Miami landed on the endangered Super Bowl species list after a continuous rainfall marred Super Bowl XLI between the Colts and the Bears. The league wants the paying customers to be protected from the South Florida elements -- less than a year before the NFL will be subjecting the paying customers to the New Jersey elements.

That remains the biggest disconnect, in our view. It’s fine to drop the Super Bowl experience into Manhattan in the dead of winter, and to charge fans four figures to freeze while watching the game, but it’s no longer acceptable to spend a full week in Miami with the remote possibility that it will rain for four hours on Sunday night?

The problem for the league is that, if the owners relent and award additional Super Bowls to South Florida, the not-so-subtle “upgrade or else” mandate will come off as hollow.
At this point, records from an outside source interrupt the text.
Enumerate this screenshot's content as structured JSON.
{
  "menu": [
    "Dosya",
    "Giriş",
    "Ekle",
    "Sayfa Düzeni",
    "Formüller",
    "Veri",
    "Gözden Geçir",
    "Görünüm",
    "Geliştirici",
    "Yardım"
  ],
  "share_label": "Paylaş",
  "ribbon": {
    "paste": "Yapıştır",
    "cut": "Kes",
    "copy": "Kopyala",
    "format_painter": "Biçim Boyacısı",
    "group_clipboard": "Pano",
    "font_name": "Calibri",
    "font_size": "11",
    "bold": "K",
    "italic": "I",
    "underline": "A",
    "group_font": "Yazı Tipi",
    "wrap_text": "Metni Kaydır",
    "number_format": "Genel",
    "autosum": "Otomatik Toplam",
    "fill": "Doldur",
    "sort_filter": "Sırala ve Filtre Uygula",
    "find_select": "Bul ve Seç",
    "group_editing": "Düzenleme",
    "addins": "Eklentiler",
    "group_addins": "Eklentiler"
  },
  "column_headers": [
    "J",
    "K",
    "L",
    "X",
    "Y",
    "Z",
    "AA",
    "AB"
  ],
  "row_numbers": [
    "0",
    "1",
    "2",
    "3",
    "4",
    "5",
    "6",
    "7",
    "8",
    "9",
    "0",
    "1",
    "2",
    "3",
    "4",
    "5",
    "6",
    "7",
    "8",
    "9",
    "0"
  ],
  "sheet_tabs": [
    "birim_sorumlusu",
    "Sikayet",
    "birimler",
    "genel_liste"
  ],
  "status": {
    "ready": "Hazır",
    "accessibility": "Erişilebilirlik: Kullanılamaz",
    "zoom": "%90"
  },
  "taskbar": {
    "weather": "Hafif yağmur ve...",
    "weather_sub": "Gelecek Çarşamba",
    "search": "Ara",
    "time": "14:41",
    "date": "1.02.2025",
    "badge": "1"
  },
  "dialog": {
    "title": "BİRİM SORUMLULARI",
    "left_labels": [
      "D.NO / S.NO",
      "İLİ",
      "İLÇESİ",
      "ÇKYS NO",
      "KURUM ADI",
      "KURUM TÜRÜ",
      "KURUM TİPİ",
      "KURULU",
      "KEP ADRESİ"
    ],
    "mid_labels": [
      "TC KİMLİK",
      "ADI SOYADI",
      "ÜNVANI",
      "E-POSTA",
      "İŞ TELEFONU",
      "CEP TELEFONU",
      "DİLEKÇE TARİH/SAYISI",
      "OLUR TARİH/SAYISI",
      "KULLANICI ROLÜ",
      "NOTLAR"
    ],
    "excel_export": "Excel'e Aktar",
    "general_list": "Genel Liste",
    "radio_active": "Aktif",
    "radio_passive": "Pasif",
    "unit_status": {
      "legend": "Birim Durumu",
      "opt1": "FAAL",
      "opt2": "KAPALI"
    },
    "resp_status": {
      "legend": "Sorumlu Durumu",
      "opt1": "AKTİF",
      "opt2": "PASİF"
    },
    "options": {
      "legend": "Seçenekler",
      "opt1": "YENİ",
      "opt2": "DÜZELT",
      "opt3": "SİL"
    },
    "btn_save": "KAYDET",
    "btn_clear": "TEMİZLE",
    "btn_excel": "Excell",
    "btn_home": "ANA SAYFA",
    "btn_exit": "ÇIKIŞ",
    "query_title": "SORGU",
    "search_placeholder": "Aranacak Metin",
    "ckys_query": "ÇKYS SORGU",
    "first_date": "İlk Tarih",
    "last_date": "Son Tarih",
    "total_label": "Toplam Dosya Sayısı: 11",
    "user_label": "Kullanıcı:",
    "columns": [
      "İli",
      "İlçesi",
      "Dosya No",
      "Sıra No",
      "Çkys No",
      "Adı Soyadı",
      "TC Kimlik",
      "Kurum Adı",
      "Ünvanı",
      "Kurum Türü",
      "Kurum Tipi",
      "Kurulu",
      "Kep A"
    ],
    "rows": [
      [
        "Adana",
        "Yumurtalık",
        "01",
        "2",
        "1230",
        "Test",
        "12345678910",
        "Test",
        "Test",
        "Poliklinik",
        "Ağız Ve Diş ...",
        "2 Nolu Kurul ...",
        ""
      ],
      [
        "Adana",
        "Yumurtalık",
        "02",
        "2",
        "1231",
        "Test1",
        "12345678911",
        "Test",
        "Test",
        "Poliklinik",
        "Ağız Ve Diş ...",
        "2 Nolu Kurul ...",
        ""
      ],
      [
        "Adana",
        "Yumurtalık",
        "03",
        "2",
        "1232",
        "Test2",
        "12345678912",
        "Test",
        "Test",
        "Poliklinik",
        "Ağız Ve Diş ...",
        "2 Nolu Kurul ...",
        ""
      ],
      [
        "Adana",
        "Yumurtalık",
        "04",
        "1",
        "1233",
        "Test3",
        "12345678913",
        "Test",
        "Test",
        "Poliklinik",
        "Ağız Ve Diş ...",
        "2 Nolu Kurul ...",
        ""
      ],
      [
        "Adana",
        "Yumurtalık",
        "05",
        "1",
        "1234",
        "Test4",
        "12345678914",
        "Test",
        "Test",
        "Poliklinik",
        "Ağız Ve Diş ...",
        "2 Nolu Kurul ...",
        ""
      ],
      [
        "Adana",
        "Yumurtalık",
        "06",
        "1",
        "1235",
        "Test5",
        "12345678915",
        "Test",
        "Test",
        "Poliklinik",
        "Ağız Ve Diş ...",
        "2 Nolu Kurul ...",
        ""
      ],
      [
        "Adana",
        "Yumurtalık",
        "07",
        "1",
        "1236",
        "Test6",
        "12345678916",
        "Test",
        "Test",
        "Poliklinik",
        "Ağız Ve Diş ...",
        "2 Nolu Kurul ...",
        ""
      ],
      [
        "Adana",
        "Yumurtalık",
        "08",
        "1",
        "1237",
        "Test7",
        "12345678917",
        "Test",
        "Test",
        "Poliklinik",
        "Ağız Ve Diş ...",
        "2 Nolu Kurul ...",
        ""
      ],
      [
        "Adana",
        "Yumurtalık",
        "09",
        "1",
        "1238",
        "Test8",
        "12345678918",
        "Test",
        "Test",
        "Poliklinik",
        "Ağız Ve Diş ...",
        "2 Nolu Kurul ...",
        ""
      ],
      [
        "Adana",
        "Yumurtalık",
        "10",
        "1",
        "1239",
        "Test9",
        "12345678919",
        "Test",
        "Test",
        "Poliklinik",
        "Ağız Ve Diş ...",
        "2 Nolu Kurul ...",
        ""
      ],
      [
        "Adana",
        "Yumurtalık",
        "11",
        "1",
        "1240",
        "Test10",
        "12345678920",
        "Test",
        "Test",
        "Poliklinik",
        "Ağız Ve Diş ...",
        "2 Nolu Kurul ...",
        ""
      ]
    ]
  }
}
But by removing Miami from the rotation, the league necessarily won’t have as much leverage to squeeze every last penny out of the other potential Super Bowl locations.

Even now, the owners need Miami at the table in order to get the best possible deal out of San Francisco for Super Bowl L and Houston for Super Bowl LI. Likewise, it’s possible that Miami will launch a dramatic, eleventh-hour reconfiguration of its bid to give the NFL more money to make up for the lack of a stadium upgrade.

At a time when the NFL is trying to expand the universe of potential Super Bowl locations in order to have more bids to pit against each other, it makes no sense to slam the door on playing the game in one of the best places it can be played, regardless of whether the stadium is renovated.